Mlliyet Milliyet Blog Milliyet Blog
 

31 Mart '08

 
Kategori
Edebiyat
 

Hasbıhal

Hasbıhal
 

Uysal şehir gecelerini andıran Giresun günlerinden usulca el çekip şehirden ayrılışımı hatırladım…

Sahile iliştirilmiş yorgun çatanaların hayallerinde tüten mavi gözlü denizkızlarını bekler; yıldızı bol gecelerin suyla yaptığı yirmi dört danslarını gönlüm alabora seyre dalardım.

Ya da Millet Bahçesi’nin bir köşesine çöreklenip içtiğim ikindi çayının sen tadının tarifini, defterime yazmalarım tüter şimdilerde hayal ufkumda.

Bir bilmece olur ilk gençlik yaşantılarım. Bazen dize dize bazen satır satır dökülür yosun kokan kelimeler.

Okulların tatil edilmesiyle hüzne bulanan duygularım gelirdi aklıma. İki sayfalık bir şiiri ezberleyemeden geçtiğim Türkçe dersinden, verniği dökülmüş alacalı bulacalı sıralardan, hocaların hoşnut olmadığım ilgisizliğinden pek de bir şey kalmadı artık.

Otuz kuruşa satın aldığım resim kâğıtlarında kol gezen sakat fırça darbeleri gibiydim. Yitip giden hayallerimin gün gelip ete kemiğe bürüneceği nerden gelirdi aklıma?

Henüz on üç yaşındayken yaptığım, senli benli sahil yürüyüşleriyle tanımaya başlamıştım seni. Önce kendini anlatman, sonra beni anlamaya çabalaman düştü şimdilerde aklıma.

Yitik zamanlar bulvarında kendi durağını bulmaya çalışan yetmişlik delikanlılar gibiydik. Daha sevmeden, ayrılığı kanaviçe gibi işlerdik sinemize.

İlk ayrılışın ilk şiirini unutur muydum sanırsın? Bertolt Brecht’in “Dört Aşk Şarkısı”ından üçüncüsü: “Küçücük dalda yedi gül/ Altısını rüzgâr alır/ Ama biri kalır/ Bulayım diye onu/ Yedi kez çağıracağım seni/ Altısında gelme/ Ama söz ve yedincisine/ Tek sözümle gel.

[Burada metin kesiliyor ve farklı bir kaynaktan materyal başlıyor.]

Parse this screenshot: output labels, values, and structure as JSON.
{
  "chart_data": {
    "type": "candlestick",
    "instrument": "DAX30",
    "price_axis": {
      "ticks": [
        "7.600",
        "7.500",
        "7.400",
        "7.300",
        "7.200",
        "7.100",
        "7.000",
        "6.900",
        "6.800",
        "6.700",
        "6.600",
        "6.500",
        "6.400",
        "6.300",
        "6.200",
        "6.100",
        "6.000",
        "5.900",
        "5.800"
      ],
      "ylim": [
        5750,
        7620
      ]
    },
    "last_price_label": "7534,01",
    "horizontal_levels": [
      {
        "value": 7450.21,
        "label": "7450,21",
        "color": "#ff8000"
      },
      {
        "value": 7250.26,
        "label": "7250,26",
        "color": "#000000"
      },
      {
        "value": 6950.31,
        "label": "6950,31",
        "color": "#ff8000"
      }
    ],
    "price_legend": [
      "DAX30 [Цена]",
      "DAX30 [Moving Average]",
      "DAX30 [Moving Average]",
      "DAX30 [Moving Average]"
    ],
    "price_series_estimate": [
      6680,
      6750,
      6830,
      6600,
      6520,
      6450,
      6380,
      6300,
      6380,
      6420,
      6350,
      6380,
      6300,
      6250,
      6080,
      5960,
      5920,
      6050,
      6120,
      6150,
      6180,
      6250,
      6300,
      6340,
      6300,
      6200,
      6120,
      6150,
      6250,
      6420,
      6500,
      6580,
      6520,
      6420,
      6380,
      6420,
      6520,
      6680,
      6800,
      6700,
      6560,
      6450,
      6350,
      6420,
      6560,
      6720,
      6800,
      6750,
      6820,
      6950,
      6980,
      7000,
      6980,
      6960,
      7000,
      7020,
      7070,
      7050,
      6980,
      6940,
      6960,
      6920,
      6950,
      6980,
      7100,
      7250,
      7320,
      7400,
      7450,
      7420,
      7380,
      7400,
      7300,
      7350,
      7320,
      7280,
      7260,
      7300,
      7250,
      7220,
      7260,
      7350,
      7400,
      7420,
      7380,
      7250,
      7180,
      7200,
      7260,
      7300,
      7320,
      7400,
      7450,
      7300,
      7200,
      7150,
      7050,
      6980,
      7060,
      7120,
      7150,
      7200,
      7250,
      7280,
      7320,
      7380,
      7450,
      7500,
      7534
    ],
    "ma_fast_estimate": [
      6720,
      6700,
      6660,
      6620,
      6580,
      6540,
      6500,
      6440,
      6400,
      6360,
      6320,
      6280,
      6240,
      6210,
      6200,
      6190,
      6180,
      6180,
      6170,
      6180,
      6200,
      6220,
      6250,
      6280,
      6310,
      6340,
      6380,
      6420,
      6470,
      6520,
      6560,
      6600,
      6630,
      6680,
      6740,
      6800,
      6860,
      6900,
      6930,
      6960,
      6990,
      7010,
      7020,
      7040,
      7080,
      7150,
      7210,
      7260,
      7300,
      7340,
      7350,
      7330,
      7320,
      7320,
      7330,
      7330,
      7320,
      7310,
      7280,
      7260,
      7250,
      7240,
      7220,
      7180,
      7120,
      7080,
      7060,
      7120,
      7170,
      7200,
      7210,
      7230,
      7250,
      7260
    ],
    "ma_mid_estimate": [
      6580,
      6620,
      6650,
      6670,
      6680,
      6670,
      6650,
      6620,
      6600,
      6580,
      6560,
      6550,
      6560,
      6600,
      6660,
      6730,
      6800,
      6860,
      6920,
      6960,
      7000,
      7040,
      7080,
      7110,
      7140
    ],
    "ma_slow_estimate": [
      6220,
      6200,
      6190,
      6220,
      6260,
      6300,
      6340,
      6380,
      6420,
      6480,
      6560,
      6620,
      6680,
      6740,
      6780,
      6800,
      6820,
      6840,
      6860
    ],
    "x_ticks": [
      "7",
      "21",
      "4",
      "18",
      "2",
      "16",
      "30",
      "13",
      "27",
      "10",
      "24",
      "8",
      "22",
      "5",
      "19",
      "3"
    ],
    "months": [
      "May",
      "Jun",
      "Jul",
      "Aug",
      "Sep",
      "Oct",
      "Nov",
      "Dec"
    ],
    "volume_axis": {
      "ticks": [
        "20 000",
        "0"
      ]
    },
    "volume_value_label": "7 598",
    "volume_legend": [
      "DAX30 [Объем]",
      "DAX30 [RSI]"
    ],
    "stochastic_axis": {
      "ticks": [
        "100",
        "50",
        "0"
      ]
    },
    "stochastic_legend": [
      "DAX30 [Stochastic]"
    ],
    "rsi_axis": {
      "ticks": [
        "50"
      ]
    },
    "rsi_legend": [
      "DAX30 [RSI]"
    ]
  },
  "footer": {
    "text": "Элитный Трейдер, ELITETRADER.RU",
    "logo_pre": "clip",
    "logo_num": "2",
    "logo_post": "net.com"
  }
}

Kaç yedi gün kaç yedi ay geçti gelmeyişinin üzerinden?

Biliyorum. “Vişnelere bulaştın, kirlendi beyazın.”

Değişmeden yaşamayı başarabiliriz demiştik. Aynı olmanın verdiği hazzı hiçbir şeye değişmek istememek gibi yıldızlara verilmiş bir sözümüz vardı.

Gemiler Çekeği’nden demir alan poyraz duruşlu gözlerimdin. Zeytinlik Mahallesi’nde birdir birlerin gölgesinde eriyip giden yasemin kokulu nar tanesi gibi al aldı yanakların.

John Donne’nin dizilerini su gibi içmiş bir fındık serintisi gibi yüreğimize harmanlamıştık.

“İnsanları değiştiremezsin/ Sadece onlara sevgi verebilir/ Ve o sevgiyi almalarını bekleyebilirsin…”

Henüz yaşamın ilk çeyreğinde düşünmeye soyunmuş; sevgiye bir aşk farkındalığından bakmaya başlamıştık. Biz sevgiyi bulmuşken sevmenin ağırlığını da sırtımız da hissetmiştik.

Verdiğimiz kadarını hak edecektik. Hak ettiğimiz kadarını sevecektik.

Oysa hayatta herkes yanılabilirdi. Kim bilebilirdi ki yanıldığımız kadar yaşayıp mutlu olacağız!

Söz vermiştik Goethe gibi, birbirimizin hiçbir şeyi olacaktık. Her şeyi olmadan hiçbir şeyi olmanın korkusunu taşımaktı tek galebemiz.

Giresun limanında demir alan ablaş suratlı gemilerde götürdüler seni. “…çıkılamayan yıldız, gidilemeyen iklim…” gibiydi elimde kalan adresin.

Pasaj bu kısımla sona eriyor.